6. INDEMNIFICATION FOR INFRINGEMENT:
6.1 CyberSaint shall defend (at its sole expense) Customer against claims brought against Customer by any third party alleging that Customer’s use of the Licensed product in accordance with the Terms and Conditions to which this License is attached and the Documentation, constitutes a direct infringement or misappropriation of a U.S. patent claim(s), copyright, or trade secret rights. Subject to Section 5.2, CyberSaint will pay damages finally awarded against Customer (or the amount of any settlement CyberSaint enters into) with respect to such claims, and will pay reasonable attorney’s fees incurred by Customer in participating in such defense at CyberSaint’s request. This obligation of CyberSaint shall not apply if the alleged infringement or misappropriation results from use of the Licensed Program in conjunction with any other software or service.
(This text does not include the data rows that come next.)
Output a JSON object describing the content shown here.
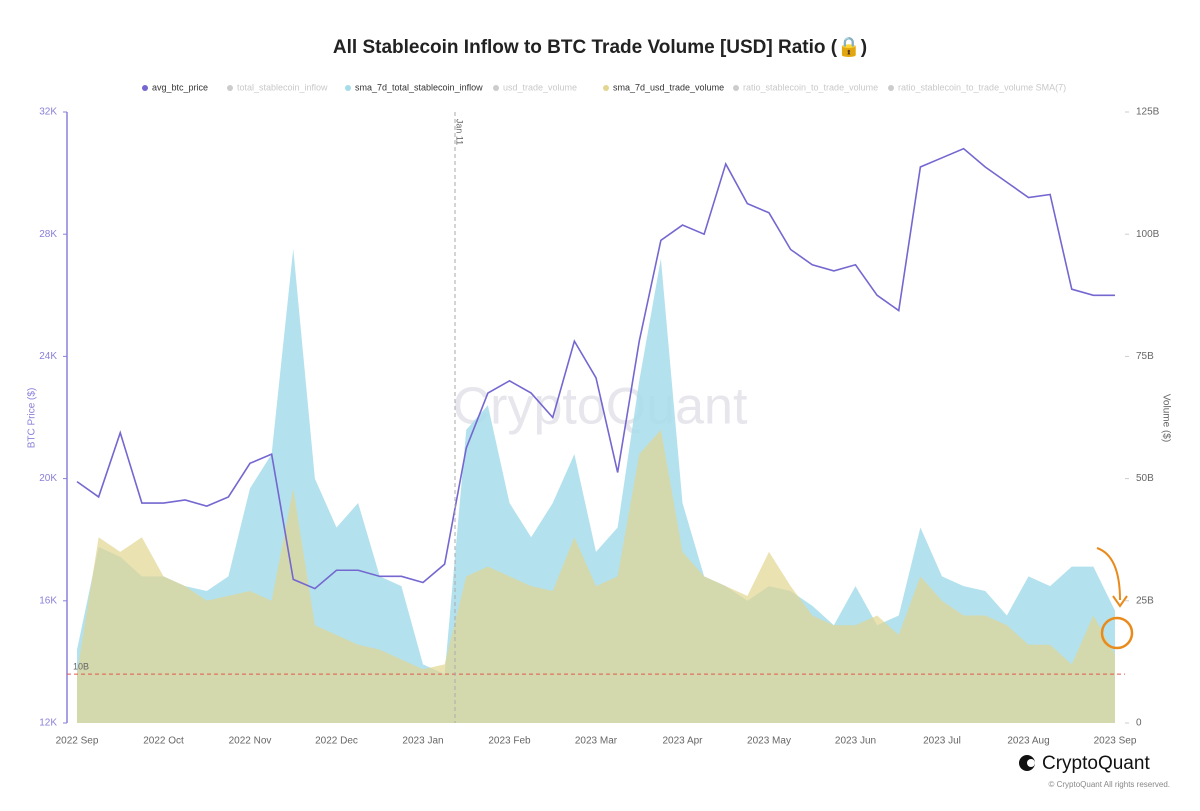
{
  "chart_data": {
    "type": "line",
    "title": "All Stablecoin Inflow to BTC Trade Volume [USD] Ratio (🔒)",
    "ylabel": "BTC Price ($)",
    "y2label": "Volume ($)",
    "annotation": "Jan 11",
    "watermark": "CryptoQuant",
    "brand": "CryptoQuant",
    "copyright": "© CryptoQuant All rights reserved.",
    "categories": [
      "2022 Sep",
      null,
      null,
      null,
      "2022 Oct",
      null,
      null,
      null,
      "2022 Nov",
      null,
      null,
      null,
      "2022 Dec",
      null,
      null,
      null,
      "2023 Jan",
      null,
      null,
      null,
      "2023 Feb",
      null,
      null,
      null,
      "2023 Mar",
      null,
      null,
      null,
      "2023 Apr",
      null,
      null,
      null,
      "2023 May",
      null,
      null,
      null,
      "2023 Jun",
      null,
      null,
      null,
      "2023 Jul",
      null,
      null,
      null,
      "2023 Aug",
      null,
      null,
      null,
      "2023 Sep"
    ],
    "series": [
      {
        "name": "avg_btc_price",
        "type": "line",
        "color": "#7467d0",
        "values": [
          19900,
          19400,
          21500,
          19200,
          19200,
          19300,
          19100,
          19400,
          20500,
          20800,
          16700,
          16400,
          17000,
          17000,
          16800,
          16800,
          16600,
          17200,
          21000,
          22800,
          23200,
          22800,
          22000,
          24500,
          23300,
          20200,
          24500,
          27800,
          28300,
          28000,
          30300,
          29000,
          28700,
          27500,
          27000,
          26800,
          27000,
          26000,
          25500,
          30200,
          30500,
          30800,
          30200,
          29700,
          29200,
          29300,
          26200,
          26000,
          26000
        ]
      },
      {
        "name": "sma_7d_total_stablecoin_inflow",
        "type": "area",
        "axis": "y2",
        "color": "#a6dcea",
        "values": [
          15000000000.0,
          36000000000.0,
          34000000000.0,
          30000000000.0,
          30000000000.0,
          28000000000.0,
          27000000000.0,
          30000000000.0,
          48000000000.0,
          55000000000.0,
          97000000000.0,
          50000000000.0,
          40000000000.0,
          45000000000.0,
          30000000000.0,
          28000000000.0,
          12000000000.0,
          10000000000.0,
          60000000000.0,
          65000000000.0,
          45000000000.0,
          38000000000.0,
          45000000000.0,
          55000000000.0,
          35000000000.0,
          40000000000.0,
          70000000000.0,
          95000000000.0,
          45000000000.0,
          30000000000.0,
          28000000000.0,
          25000000000.0,
          28000000000.0,
          27000000000.0,
          24000000000.0,
          20000000000.0,
          28000000000.0,
          20000000000.0,
          22000000000.0,
          40000000000.0,
          30000000000.0,
          28000000000.0,
          27000000000.0,
          22000000000.0,
          30000000000.0,
          28000000000.0,
          32000000000.0,
          32000000000.0,
          23000000000.0
        ]
      },
      {
        "name": "sma_7d_usd_trade_volume",
        "type": "area",
        "axis": "y2",
        "color": "#e3d691",
        "values": [
          10000000000.0,
          38000000000.0,
          35000000000.0,
          38000000000.0,
          30000000000.0,
          28000000000.0,
          25000000000.0,
          26000000000.0,
          27000000000.0,
          25000000000.0,
          48000000000.0,
          20000000000.0,
          18000000000.0,
          16000000000.0,
          15000000000.0,
          13000000000.0,
          11000000000.0,
          12000000000.0,
          30000000000.0,
          32000000000.0,
          30000000000.0,
          28000000000.0,
          27000000000.0,
          38000000000.0,
          28000000000.0,
          30000000000.0,
          55000000000.0,
          60000000000.0,
          35000000000.0,
          30000000000.0,
          28000000000.0,
          26000000000.0,
          35000000000.0,
          28000000000.0,
          22000000000.0,
          20000000000.0,
          20000000000.0,
          22000000000.0,
          18000000000.0,
          30000000000.0,
          25000000000.0,
          22000000000.0,
          22000000000.0,
          20000000000.0,
          16000000000.0,
          16000000000.0,
          12000000000.0,
          22000000000.0,
          14000000000.0
        ]
      }
    ],
    "inactive_legend": [
      "total_stablecoin_inflow",
      "usd_trade_volume",
      "ratio_stablecoin_to_trade_volume",
      "ratio_stablecoin_to_trade_volume SMA(7)"
    ],
    "ylim": [
      12000,
      32000
    ],
    "yticks": [
      {
        "value": 12000,
        "label": "12K"
      },
      {
        "value": 16000,
        "label": "16K"
      },
      {
        "value": 20000,
        "label": "20K"
      },
      {
        "value": 24000,
        "label": "24K"
      },
      {
        "value": 28000,
        "label": "28K"
      },
      {
        "value": 32000,
        "label": "32K"
      }
    ],
    "y2lim": [
      0,
      125000000000.0
    ],
    "y2ticks": [
      0,
      {
        "value": 25000000000.0,
        "label": "25B"
      },
      {
        "value": 50000000000.0,
        "label": "50B"
      },
      {
        "value": 75000000000.0,
        "label": "75B"
      },
      {
        "value": 100000000000.0,
        "label": "100B"
      },
      {
        "value": 125000000000.0,
        "label": "125B"
      }
    ],
    "reference_line": {
      "value": 10000000000.0,
      "label": "10B",
      "axis": "y2",
      "color": "#e05a4e"
    },
    "grid": false
  }
}
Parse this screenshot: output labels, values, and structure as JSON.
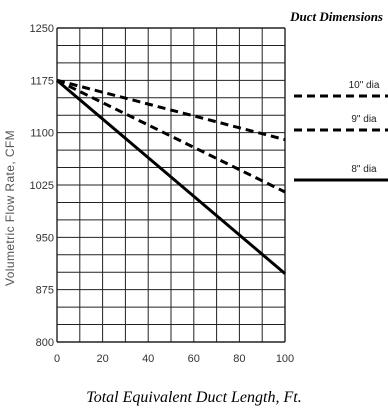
{
  "chart_data": {
    "type": "line",
    "title": "Duct Dimensions",
    "xlabel": "Total Equivalent Duct Length, Ft.",
    "ylabel": "Volumetric Flow Rate, CFM",
    "xlim": [
      0,
      100
    ],
    "ylim": [
      800,
      1250
    ],
    "xticks": [
      0,
      20,
      40,
      60,
      80,
      100
    ],
    "yticks": [
      800,
      875,
      950,
      1025,
      1100,
      1175,
      1250
    ],
    "grid": true,
    "legend_placement": "right",
    "series": [
      {
        "name": "10\" dia",
        "style": "dashed",
        "x": [
          0,
          100
        ],
        "y": [
          1175,
          1090
        ]
      },
      {
        "name": "9\" dia",
        "style": "dashed",
        "x": [
          0,
          100
        ],
        "y": [
          1175,
          1015
        ]
      },
      {
        "name": "8\" dia",
        "style": "solid",
        "x": [
          0,
          100
        ],
        "y": [
          1175,
          898
        ]
      }
    ]
  },
  "colors": {
    "grid": "#222222",
    "line": "#000000",
    "background": "#ffffff"
  }
}
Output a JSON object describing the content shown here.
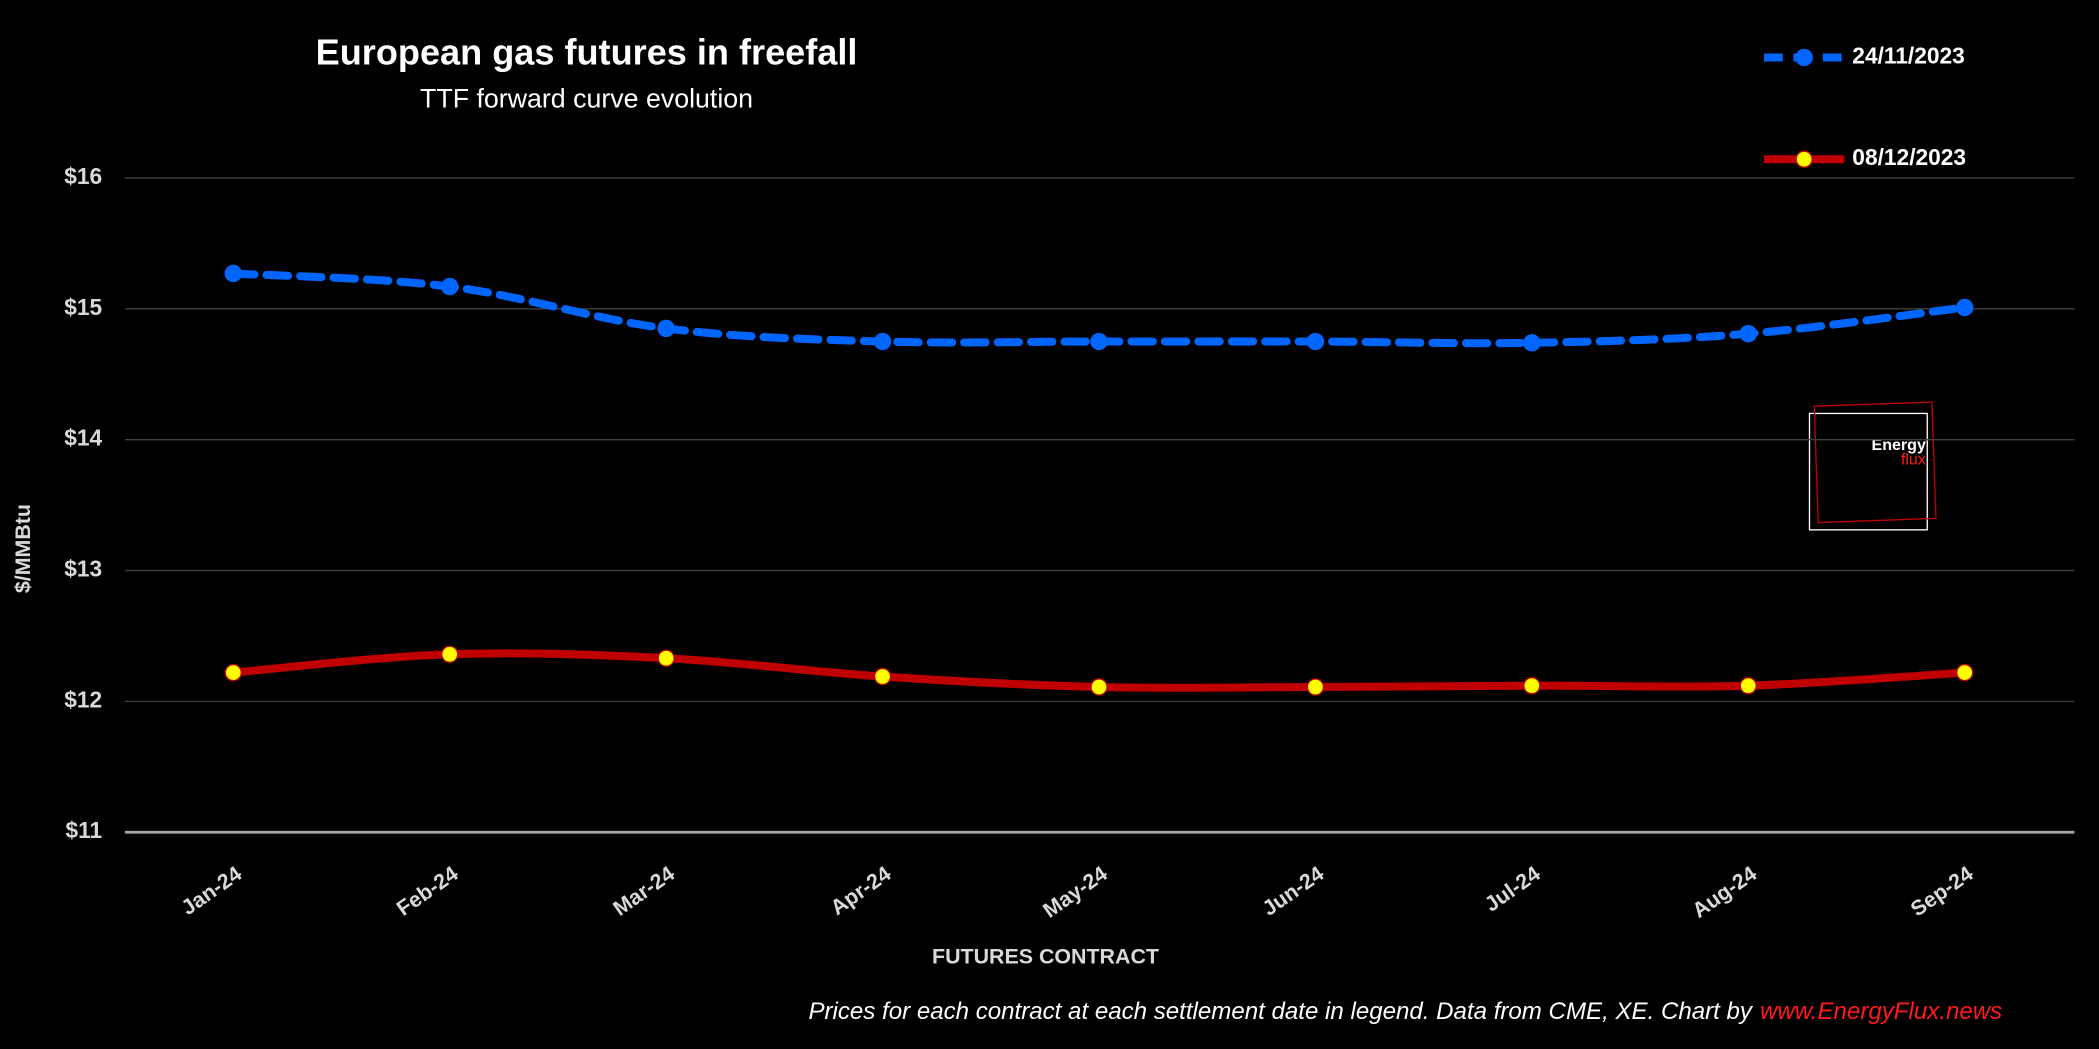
{
  "chart_data": {
    "type": "line",
    "title": "European gas futures in freefall",
    "subtitle": "TTF forward curve evolution",
    "x_label": "FUTURES CONTRACT",
    "y_label": "$/MMBtu",
    "categories": [
      "Jan-24",
      "Feb-24",
      "Mar-24",
      "Apr-24",
      "May-24",
      "Jun-24",
      "Jul-24",
      "Aug-24",
      "Sep-24"
    ],
    "series": [
      {
        "name": "24/11/2023",
        "color": "#0066ff",
        "dashed": true,
        "marker_color": "#0066ff",
        "values": [
          15.27,
          15.17,
          14.85,
          14.75,
          14.75,
          14.75,
          14.74,
          14.81,
          15.01
        ]
      },
      {
        "name": "08/12/2023",
        "color": "#c00000",
        "dashed": false,
        "marker_color": "#ffff00",
        "values": [
          12.22,
          12.36,
          12.33,
          12.19,
          12.11,
          12.11,
          12.12,
          12.12,
          12.22
        ]
      }
    ],
    "ylim": [
      11,
      16
    ],
    "yticks": [
      {
        "value": 11,
        "label": "$11"
      },
      {
        "value": 12,
        "label": "$12"
      },
      {
        "value": 13,
        "label": "$13"
      },
      {
        "value": 14,
        "label": "$14"
      },
      {
        "value": 15,
        "label": "$15"
      },
      {
        "value": 16,
        "label": "$16"
      }
    ],
    "grid": true,
    "legend": "top-right",
    "footnote": "Prices for each contract at each settlement date in legend. Data from CME, XE. Chart by",
    "source_link": "www.EnergyFlux.news",
    "logo": [
      "Energy",
      "flux"
    ]
  }
}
6. PAYMENT. Customer shall pay to CyberSaint the fees for the CyberStrong Platform Program, in the amount as set forth in the CyberStrong Platform Program Terms and Conditions to which this License is attached within thirty (30) days of receipt of invoice with respect thereto.
7. TERMINATION. Upon written notice and reasonable opportunity to cure, CyberSaint may terminate this License and the CyberStrong Platform Program at any time for material breach of the terms of this License by Customer.
8. GENERAL. Customer has no right to assign this License. The laws of the Commonwealth of Massachusetts shall govern this License. The Parties hereby agree that, with respect to any dispute relating to or arising from this Agreement, venue shall lie in any state or federal court located in Boston, Massachusetts which courts shall also be deemed to have subject matter jurisdiction concerning any matter relating to or arising from this Agreement, and you hereby agree to take no action which seeks to contest or object to the validity of such jurisdiction or venue.